BSMF Investment Philosophy

The BSMF investment philosophy is simple, really: make money. Toward that end investments will include many companies from many different industries and sectors – large cap, mid cap, and small cap.

Trading is not a big part of most days for BSMF. If there is a need to balance the assets or unload a loser, there will be some buying and selling. For instance MJNA was a recent sell. Bought when it looked like there was a lot of excitement surrounding the up-and-coming cannabis industry, MJNA has shown no ability to generate any interest in their stock, nor has their been any indication that they’ve figured out how to monetize their ideas successfully. This has been rather a constant, so far, in the fledgling cannabis industry. Selling cannabis semi-legally has not yet created any breakout stocks.

Stocks in the portfolio are all considered to be companies whose shares will increase the value of the portfolio over a long term, either by growth or by dividends. Sometimes, luck occurs, and we get a company like Apple that starts out as a growth buy and turns into a dividend producer while continuing to grow. The hardest part of having Apple in the fund is having to sell shares to keep it from taking over. That’s gotten to be a problem with Nvidia and Tesla recently. As problems go, though, it’s not a bad one.

While the bull market is raging in the first year of the Trump administration, we’re trying very hard not to get caught up in the party. Warren Buffett once said, “Only when the tide goes out do you find out who’s been swimming naked.” The best way to avoid being naked is to have solid companies producing solid profits at the foundation of the investments. It’s also good to have growth companies that have good prospects for continued growth. All that requires staying on top of the news.

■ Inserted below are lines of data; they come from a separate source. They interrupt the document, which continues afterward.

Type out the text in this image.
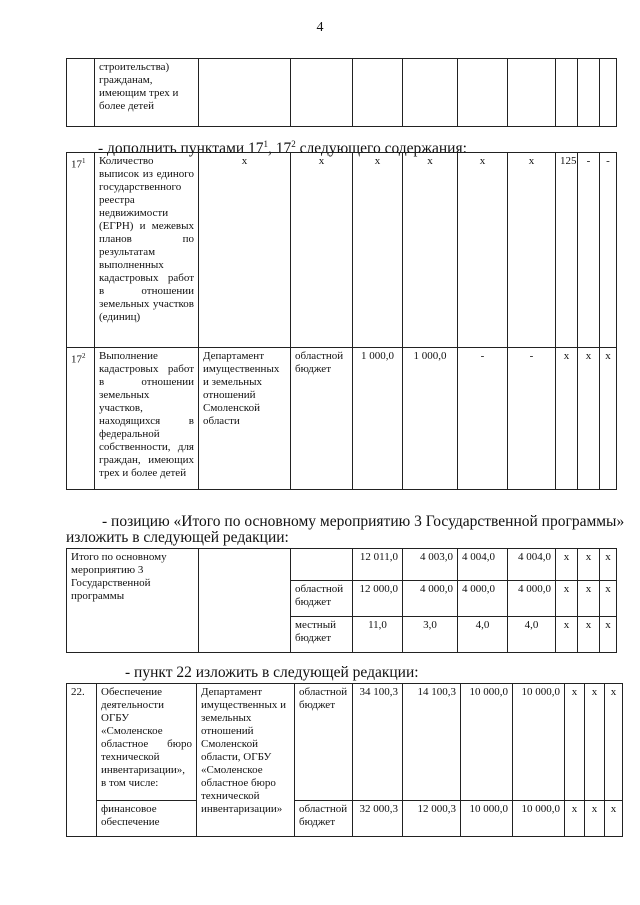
4
	строительства) гражданам, имеющим трех и более детей									
- дополнить пунктами $17^1$, $17^2$ следующего содержания:
$17^1$	Количество выписок из единого государственного реестра недвижимости (ЕГРН) и межевых планов по результатам выполненных кадастровых работ в отношении земельных участков (единиц)	х	х	х	х	х	х	125	-	-
$17^2$	Выполнение кадастровых работ в отношении земельных участков, находящихся в федеральной собственности, для граждан, имеющих трех и более детей	Департамент имущественных и земельных отношений Смоленской области	областной бюджет	1 000,0	1 000,0	-	-	х	х	х
- позицию «Итого по основному мероприятию 3 Государственной программы»
изложить в следующей редакции:
Итого по основному мероприятию 3 Государственной программы			12 011,0	4 003,0	4 004,0	4 004,0	х	х	х
		областной бюджет	12 000,0	4 000,0	4 000,0	4 000,0	х	х	х
		местный бюджет	11,0	3,0	4,0	4,0	х	х	х
- пункт 22 изложить в следующей редакции:
22.	Обеспечение деятельности ОГБУ «Смоленское областное бюро технической инвентаризации», в том числе:	Департамент имущественных и земельных отношений Смоленской области, ОГБУ «Смоленское областное бюро технической инвентаризации»	областной бюджет	34 100,3	14 100,3	10 000,0	10 000,0	х	х	х
	финансовое обеспечение		областной бюджет	32 000,3	12 000,3	10 000,0	10 000,0	х	х	х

Market news, quarterly reports, industry reports, company correspondence and blogs are all lovely things – good information. What’s going on in the rest of the world, and how does everything fit together – including companies in the portfolio – is vital.

When the street declares a stock “hot” and all the hotshot mutual fund managers hop on board to drive the price up is a great time to sell a little of it to buy something that pays regular dividends. That works best if you bought it when they were all calling it a loser. That trick is accomplished by study of what’s happening and who’s doing it – digging through the internet for hours and hours to find out what company is supplying a particular widget to the industry being researched – who their competitors are – and whether, in high tech anyway, it’s going to be one company’s hardware and software or multiple companies involved in hardware and software for the same solution. It’s how Nvidia ended up in BSMF at less than $20, and Tesla at less than $30.

The last and most important piece of the BSMF philosophy is: Analysis are mostly very smart about money things. They have learned to speak the language of Wall Street, brokers, bankers, traders. They are not, necessarily, experts in the industries they cover. Time is necessary to become expert at something and we only have so much time. Analysts don’t have any more time than anyone else. Reading and listening to what they have to say has some value, but it cannot substitute for in-depth study of the whole picture. Analysts views must not substitute for critical thinking.